Spring Farro Bowl
Spring Farro Bowl
Servings 4 bowls
Ingredients
Lemon Tahini Dressing
- ½ cup tahini
- 4 Tbsp lemon juice about 1 lemon
- 2 tsp maple syrup
- pinch of kosher salt and pepper
Bowls
- 1 cup farro soaked overnight
- 1 bunch asparagus
- 6 ounces arugula, romaine, spinach, or mixed greens
- 1 cup spring peas
- 1 cup roasted almonds chopped
- 2 Tbsp olive oil
Instructions
- Prep the dressing: In a small bowl, combine all the ingredients for the dressing.

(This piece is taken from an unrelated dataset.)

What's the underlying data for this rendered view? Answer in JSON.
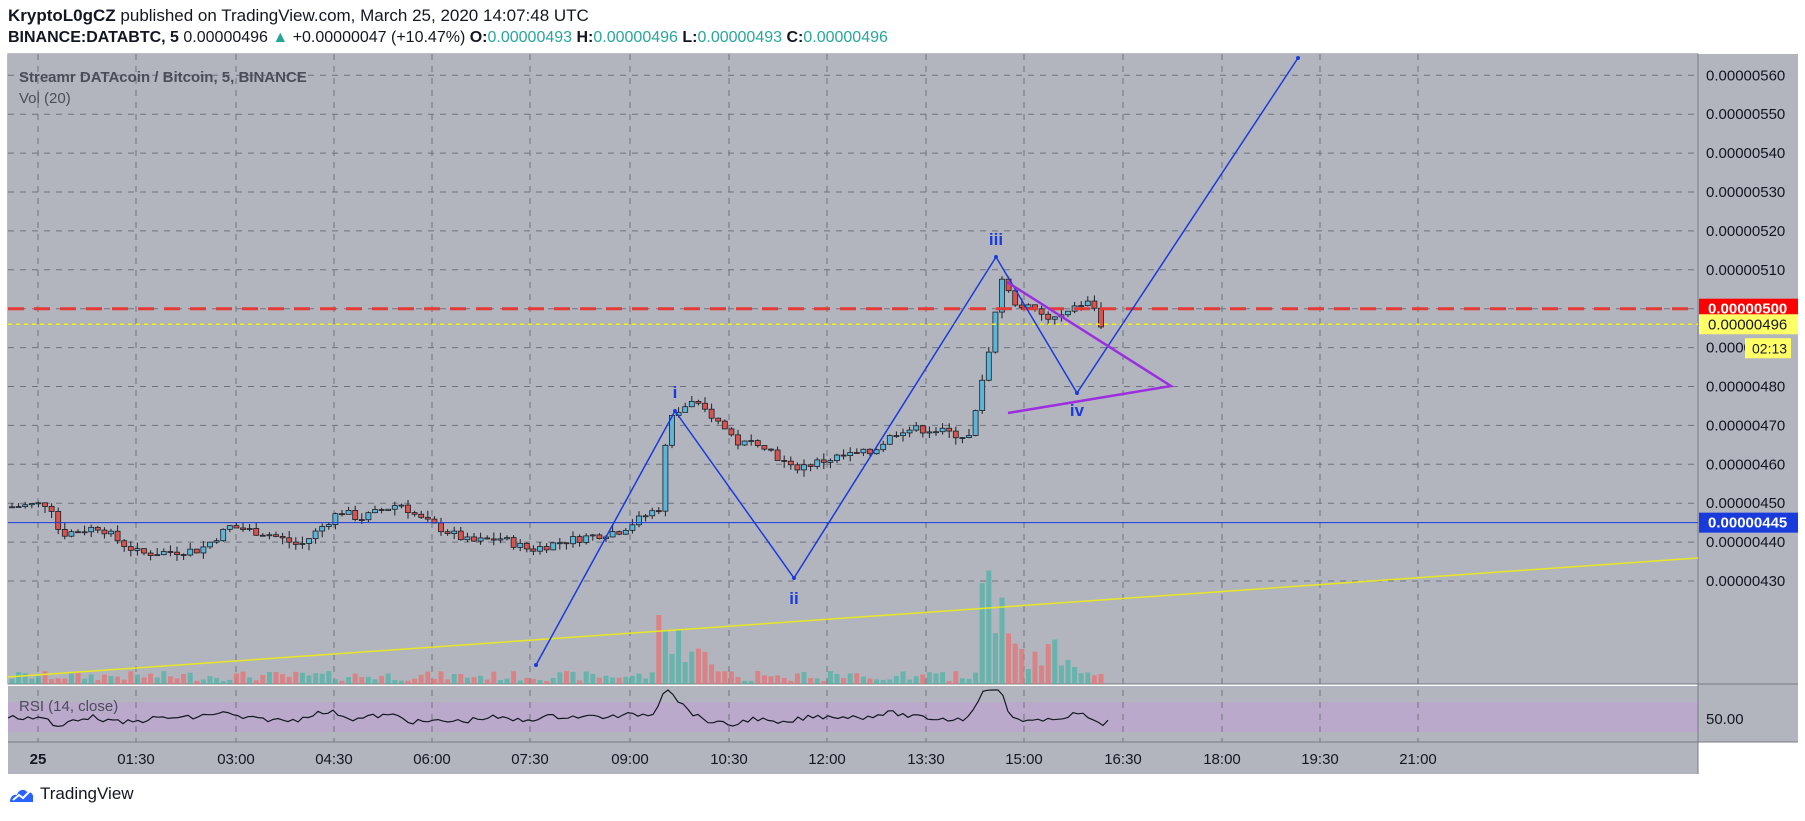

Continue whisking and add water a tablespoon at a time to desired consistency. Adjust seasonings to taste. Set aside.
- Cook the farro: Drain and rinse the farro then transfer to a medium-size pot with 2 cups of water. Bring to a boil and cook for 10 to 15 minutes. Cover and steam for another 5 minutes, until farro is soft and all the water has absorbed. Set aside to cool.
- Oven-roasted the asparagus: toss with 2 tbsp olive oil season with kosher salt and pepper. Bake on cookie sheet for 8 min. Transfer to a cutting board then cut the asparagus into bite-size pieces.
- Assemble the bowls: Start by layering the arugula on the bottom then add the oven-roasted asparagus, peas, cooked farro, radishes, avocado, and almonds on top. Drizzle with lemon tahini dressing, serve, and enjoy!